Solo Play: Valley of the Kings Afterlife
Up next on the solo-play list was Valley of the Kings: Afterlife. Valley of the Kings is a Egypt-themed deck-building game where you build-up your deck with purchases from a pyramid and then must destroy your deck strategically by entombing cards. Only cards in your tomb earn victory points.
There are three types of cards: starter cards, set cards, and unique cards. The starters are cards with low purchasing power but with actions that help you build up your deck with better cards. The set cards are cards have different themes, such as mummification, jewelry, and tomb art. Your score for each set is equal to the square of the number of unique cards in that set – duplicate cards are worth nothing. Unique cards are just that, one-of-a-kind cards available in the stock, each of which with it’s own victory point value.
In the solo variant, you play essentially as usual, but are attempting to entomb exactly a complete set of everything – your 10 starter cards, one of each of the set cards, and each of the unique cards. Any duplicates in your tomb count against you.
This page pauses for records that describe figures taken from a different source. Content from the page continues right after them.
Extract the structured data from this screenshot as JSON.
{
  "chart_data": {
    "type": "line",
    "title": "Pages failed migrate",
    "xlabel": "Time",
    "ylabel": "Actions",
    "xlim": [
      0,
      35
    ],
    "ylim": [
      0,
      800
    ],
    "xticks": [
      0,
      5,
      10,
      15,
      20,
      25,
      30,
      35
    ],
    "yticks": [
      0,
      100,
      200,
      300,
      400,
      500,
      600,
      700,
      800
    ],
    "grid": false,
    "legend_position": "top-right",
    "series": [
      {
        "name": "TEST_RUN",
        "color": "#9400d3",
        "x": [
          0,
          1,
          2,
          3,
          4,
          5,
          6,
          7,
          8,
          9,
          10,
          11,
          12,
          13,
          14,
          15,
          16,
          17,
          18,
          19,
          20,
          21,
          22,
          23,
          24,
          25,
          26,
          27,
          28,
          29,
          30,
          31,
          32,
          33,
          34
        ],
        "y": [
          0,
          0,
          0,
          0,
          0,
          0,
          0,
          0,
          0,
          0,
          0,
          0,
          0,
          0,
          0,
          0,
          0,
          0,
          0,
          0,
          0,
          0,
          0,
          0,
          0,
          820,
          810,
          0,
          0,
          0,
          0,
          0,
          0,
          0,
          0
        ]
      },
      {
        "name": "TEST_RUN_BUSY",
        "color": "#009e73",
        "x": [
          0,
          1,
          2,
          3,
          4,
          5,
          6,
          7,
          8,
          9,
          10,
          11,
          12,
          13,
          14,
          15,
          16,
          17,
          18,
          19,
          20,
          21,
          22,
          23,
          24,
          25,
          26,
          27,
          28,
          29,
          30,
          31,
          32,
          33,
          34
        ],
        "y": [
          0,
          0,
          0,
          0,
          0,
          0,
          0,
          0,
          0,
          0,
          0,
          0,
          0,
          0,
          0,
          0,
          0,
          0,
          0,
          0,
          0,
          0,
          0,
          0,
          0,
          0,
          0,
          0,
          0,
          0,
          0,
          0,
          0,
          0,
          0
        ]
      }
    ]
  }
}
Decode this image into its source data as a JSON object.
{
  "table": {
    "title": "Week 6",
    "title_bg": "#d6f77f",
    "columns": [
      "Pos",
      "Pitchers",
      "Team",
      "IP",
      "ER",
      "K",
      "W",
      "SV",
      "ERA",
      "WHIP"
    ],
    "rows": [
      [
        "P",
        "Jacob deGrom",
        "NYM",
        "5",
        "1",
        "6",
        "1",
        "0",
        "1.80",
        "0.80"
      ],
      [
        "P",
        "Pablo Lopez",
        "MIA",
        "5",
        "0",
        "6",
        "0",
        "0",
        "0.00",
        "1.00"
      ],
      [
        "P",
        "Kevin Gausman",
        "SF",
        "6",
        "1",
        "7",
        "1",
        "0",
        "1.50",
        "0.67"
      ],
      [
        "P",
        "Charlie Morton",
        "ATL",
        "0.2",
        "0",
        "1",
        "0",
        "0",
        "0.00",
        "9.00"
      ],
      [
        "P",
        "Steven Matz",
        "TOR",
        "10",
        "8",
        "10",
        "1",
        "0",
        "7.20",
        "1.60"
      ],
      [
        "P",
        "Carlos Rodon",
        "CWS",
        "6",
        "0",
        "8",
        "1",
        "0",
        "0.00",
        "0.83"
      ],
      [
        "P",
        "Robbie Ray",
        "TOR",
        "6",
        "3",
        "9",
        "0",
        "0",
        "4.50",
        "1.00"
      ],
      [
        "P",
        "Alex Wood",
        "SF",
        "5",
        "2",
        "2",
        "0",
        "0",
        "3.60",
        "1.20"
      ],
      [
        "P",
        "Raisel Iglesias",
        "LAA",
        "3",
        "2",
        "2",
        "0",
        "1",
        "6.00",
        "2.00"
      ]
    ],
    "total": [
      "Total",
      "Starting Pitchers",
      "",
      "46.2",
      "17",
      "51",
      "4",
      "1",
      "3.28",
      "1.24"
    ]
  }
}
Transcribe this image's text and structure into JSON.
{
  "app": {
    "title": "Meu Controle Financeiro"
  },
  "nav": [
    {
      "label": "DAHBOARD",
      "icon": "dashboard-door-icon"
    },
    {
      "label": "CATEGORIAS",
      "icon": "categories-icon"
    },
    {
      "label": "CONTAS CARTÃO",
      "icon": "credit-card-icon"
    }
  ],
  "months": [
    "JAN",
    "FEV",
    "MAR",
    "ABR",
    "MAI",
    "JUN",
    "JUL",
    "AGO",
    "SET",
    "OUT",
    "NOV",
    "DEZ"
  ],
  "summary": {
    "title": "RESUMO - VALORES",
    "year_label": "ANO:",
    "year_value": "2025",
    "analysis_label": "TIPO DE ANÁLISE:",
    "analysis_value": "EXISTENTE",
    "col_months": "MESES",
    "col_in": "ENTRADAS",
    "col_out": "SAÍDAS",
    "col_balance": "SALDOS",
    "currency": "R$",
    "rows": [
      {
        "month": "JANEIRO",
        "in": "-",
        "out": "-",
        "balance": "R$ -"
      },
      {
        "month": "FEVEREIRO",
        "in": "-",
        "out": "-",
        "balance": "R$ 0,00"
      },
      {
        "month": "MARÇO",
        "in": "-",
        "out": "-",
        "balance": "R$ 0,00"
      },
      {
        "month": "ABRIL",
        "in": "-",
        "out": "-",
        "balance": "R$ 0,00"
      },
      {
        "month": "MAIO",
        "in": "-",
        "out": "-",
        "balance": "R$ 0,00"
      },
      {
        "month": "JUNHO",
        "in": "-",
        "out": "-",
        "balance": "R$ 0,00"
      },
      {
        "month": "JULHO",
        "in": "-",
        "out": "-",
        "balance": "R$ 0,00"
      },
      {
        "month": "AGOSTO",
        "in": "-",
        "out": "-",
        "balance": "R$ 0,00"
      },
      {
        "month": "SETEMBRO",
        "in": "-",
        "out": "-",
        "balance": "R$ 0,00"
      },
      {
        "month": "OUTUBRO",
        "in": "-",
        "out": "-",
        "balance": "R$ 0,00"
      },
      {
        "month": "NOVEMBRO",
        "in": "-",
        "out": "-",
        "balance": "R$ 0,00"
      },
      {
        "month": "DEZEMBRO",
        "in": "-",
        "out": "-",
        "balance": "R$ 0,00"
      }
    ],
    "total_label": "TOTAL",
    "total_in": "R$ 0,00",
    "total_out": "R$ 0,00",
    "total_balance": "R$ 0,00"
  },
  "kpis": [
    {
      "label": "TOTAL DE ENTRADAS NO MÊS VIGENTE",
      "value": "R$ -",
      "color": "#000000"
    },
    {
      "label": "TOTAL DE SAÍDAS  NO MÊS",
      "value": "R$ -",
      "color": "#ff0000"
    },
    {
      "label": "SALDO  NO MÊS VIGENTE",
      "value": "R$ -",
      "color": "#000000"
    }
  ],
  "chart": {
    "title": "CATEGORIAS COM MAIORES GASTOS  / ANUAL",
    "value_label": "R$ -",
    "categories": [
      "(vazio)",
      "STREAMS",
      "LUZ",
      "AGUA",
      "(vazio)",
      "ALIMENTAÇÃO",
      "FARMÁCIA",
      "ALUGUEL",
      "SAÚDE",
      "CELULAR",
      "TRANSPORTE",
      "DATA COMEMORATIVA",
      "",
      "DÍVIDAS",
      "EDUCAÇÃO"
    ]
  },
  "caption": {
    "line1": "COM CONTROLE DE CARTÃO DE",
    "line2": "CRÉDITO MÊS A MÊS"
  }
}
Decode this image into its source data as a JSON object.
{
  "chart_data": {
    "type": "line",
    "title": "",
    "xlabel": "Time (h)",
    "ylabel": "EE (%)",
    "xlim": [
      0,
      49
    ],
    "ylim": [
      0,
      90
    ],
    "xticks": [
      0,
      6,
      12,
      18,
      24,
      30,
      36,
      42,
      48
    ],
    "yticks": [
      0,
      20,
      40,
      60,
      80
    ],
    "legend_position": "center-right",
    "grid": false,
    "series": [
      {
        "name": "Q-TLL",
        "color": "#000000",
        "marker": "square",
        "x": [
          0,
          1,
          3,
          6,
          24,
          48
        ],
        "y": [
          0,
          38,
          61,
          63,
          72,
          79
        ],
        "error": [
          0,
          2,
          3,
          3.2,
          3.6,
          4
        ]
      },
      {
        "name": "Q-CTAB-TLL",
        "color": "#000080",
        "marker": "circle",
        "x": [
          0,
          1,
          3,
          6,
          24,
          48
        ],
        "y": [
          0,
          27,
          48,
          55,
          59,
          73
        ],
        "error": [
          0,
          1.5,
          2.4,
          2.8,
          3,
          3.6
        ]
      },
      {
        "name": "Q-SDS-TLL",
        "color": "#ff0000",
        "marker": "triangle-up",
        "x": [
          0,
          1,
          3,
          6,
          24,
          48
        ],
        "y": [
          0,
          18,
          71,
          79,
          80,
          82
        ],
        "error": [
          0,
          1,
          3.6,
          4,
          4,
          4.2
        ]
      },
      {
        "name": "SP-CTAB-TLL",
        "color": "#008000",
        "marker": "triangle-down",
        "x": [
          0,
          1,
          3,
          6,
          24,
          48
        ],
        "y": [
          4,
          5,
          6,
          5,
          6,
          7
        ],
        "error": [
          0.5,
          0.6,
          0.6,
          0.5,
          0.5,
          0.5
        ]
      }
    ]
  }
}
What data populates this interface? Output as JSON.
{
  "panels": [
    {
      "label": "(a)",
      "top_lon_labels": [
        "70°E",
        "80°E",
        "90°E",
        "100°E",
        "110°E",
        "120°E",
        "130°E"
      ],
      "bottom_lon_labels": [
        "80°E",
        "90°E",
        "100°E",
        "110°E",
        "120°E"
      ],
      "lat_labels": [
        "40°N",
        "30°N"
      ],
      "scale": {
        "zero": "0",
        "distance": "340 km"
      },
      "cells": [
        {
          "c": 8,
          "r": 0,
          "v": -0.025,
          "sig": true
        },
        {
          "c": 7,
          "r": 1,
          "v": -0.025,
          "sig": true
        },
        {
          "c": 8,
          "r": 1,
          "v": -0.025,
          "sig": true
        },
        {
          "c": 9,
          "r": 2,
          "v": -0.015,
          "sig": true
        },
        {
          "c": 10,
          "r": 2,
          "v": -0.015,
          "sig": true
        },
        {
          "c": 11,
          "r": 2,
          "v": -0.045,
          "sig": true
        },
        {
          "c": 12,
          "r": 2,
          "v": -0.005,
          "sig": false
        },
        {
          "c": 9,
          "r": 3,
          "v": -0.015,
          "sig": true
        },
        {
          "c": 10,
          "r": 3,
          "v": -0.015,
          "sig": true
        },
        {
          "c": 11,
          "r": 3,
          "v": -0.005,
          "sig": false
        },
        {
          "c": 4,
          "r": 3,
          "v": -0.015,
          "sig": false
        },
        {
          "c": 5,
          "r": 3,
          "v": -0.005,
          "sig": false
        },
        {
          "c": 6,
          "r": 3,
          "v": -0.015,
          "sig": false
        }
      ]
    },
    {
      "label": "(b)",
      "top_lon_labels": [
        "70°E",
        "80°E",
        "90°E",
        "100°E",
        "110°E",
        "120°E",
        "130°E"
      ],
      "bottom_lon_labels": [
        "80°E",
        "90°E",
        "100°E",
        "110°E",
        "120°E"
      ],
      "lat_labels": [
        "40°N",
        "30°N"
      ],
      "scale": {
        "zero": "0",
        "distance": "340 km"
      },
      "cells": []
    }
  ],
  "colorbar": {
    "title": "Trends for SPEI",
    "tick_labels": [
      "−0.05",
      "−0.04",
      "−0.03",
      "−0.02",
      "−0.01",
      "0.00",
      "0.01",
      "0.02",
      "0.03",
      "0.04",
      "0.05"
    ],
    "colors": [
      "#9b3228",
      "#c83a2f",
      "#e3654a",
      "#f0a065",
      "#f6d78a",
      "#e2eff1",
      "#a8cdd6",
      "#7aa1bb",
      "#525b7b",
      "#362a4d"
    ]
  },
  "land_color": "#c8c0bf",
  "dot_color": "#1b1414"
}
I came very close to winning, but I had one duplicate card in my tomb. It was my own fault. I made a conscious decision to have a duplicate because I thought I had a card that would let me essentially trade that for another card. Well, yes, I had such a card, but the duplicate that I put in my tomb didn’t meet the other conditions of the card that would let me trade it, so I was stuck with the duplicate entombed card.
It was a fun game; almost too easy. There is a harder variant, which I’ll likely try once I win the easy version once!